In 1969 Dr. Giacometti became associate professor of dermatology at the University of Oregon Medical School and scientific director of the Oregon Zoology Research Center. In addition to his noted skin research he coordinated research devoted to developing animal models for human diseases and for conserving wildlife species. From 1968 until 1972 he also served as honorary Italian vice-counsel for the government of Italy in Portland, Oregon.

Dr. Giacometti moved to Rockville in 1972 after accepting a grant from NIH to study diseases related to the human eye. From 1973 to 1977, he served as director of the Extramural Corneal Disease and Cataract Program at the National Eye Institute. In 1977 he became chief of the visual sciences study session at the Division of Research Grants, and then ultimately became chief of the Center for Scientific Review.

Dr. Giacometti was an accomplished author, writing several books and articles on various topics from religion and politics to art and science, including a treatise on Jesus Christ “Who Was Jesus of Nazareth”. He spoke fluent Italian and English, taught courses in the Italian language and on Italian art. He was a member of Parliamo Italiano, an Italian language club based in Potomac, Maryland.

Beloved husband of Filippina Mannucci, he is survived by two daughters, Andrea R. Giacometti, MD, of Arlington, Virginia, and Elena F. Kennedy, Esq. of Potomac, Maryland; two grandchildren Brian and Christina Kennedy; and many devoted friends and former colleagues.

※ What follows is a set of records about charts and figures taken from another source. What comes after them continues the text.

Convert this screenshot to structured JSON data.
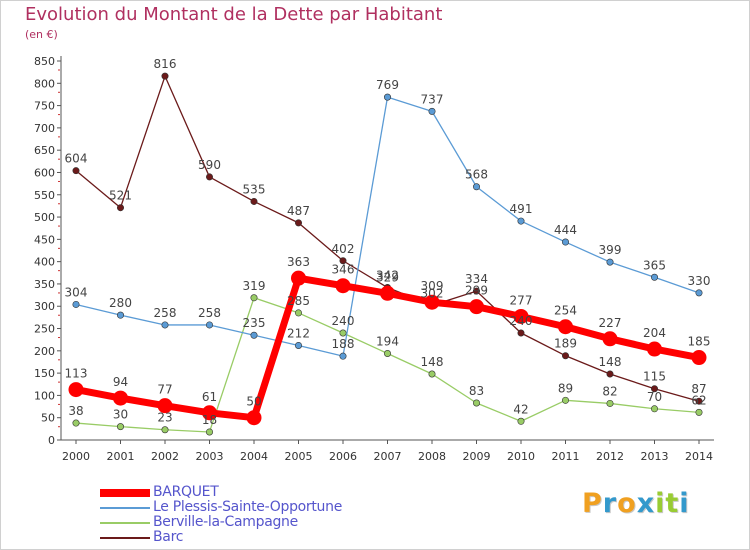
{
  "header": {
    "title": "Evolution du Montant de la Dette par Habitant",
    "subtitle": "(en €)"
  },
  "logo": {
    "text": "Proxiti",
    "letters": [
      "P",
      "r",
      "o",
      "x",
      "i",
      "t",
      "i"
    ],
    "colors": [
      "#f0a020",
      "#3399cc",
      "#f0a020",
      "#3399cc",
      "#99cc33",
      "#99cc33",
      "#3399cc"
    ]
  },
  "chart_data": {
    "type": "line",
    "title": "Evolution du Montant de la Dette par Habitant",
    "subtitle": "(en €)",
    "xlabel": "",
    "ylabel": "",
    "x": [
      "2000",
      "2001",
      "2002",
      "2003",
      "2004",
      "2005",
      "2006",
      "2007",
      "2008",
      "2009",
      "2010",
      "2011",
      "2012",
      "2013",
      "2014"
    ],
    "ylim": [
      0,
      850
    ],
    "yticks": [
      0,
      50,
      100,
      150,
      200,
      250,
      300,
      350,
      400,
      450,
      500,
      550,
      600,
      650,
      700,
      750,
      800,
      850
    ],
    "grid": false,
    "legend_position": "bottom-left",
    "series": [
      {
        "name": "Barc",
        "color": "#6b1a1a",
        "values": [
          604,
          521,
          816,
          590,
          535,
          487,
          402,
          342,
          302,
          334,
          240,
          189,
          148,
          115,
          87
        ]
      },
      {
        "name": "Berville-la-Campagne",
        "color": "#99cc66",
        "values": [
          38,
          30,
          23,
          18,
          319,
          285,
          240,
          194,
          148,
          83,
          42,
          89,
          82,
          70,
          62
        ]
      },
      {
        "name": "Le Plessis-Sainte-Opportune",
        "color": "#5b9bd5",
        "values": [
          304,
          280,
          258,
          258,
          235,
          212,
          188,
          769,
          737,
          568,
          491,
          444,
          399,
          365,
          330
        ]
      },
      {
        "name": "BARQUET",
        "color": "#ff0000",
        "values": [
          113,
          94,
          77,
          61,
          50,
          363,
          346,
          329,
          309,
          299,
          277,
          254,
          227,
          204,
          185
        ]
      }
    ]
  }
}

Family and friends will be received at PUMPHREY’S BETHESDA-CHEVY CHASE FUNERAL HOME, 7557 Wisconsin Avenue, Bethesda, MD 20814 on Thursday, October 13, 2011 from 3-5PM and 7-9PM. Mass of Christian burial will be offered at St. Raphael’s Catholic Church, 1592 Kimblewick Road (Falls and Dunster Roads) Potomac, MD20854 on Friday, October 14 at 10AM. Interment Gate of HeavenCemetery following Mass. In lieu of flowers, memorial contributions may be made in his honor to Potomac Manor Care, 10714 Potomac Tennis Lane, Potomac, MD 20854 Attn: Kara Noble. Please view and sign the family guestbook at www.pumphreyfuneralhome.com. In addition, there will be a reception - tentatively planned to be held in Bethesda - after the burial service, details of which will be provided at the burial service.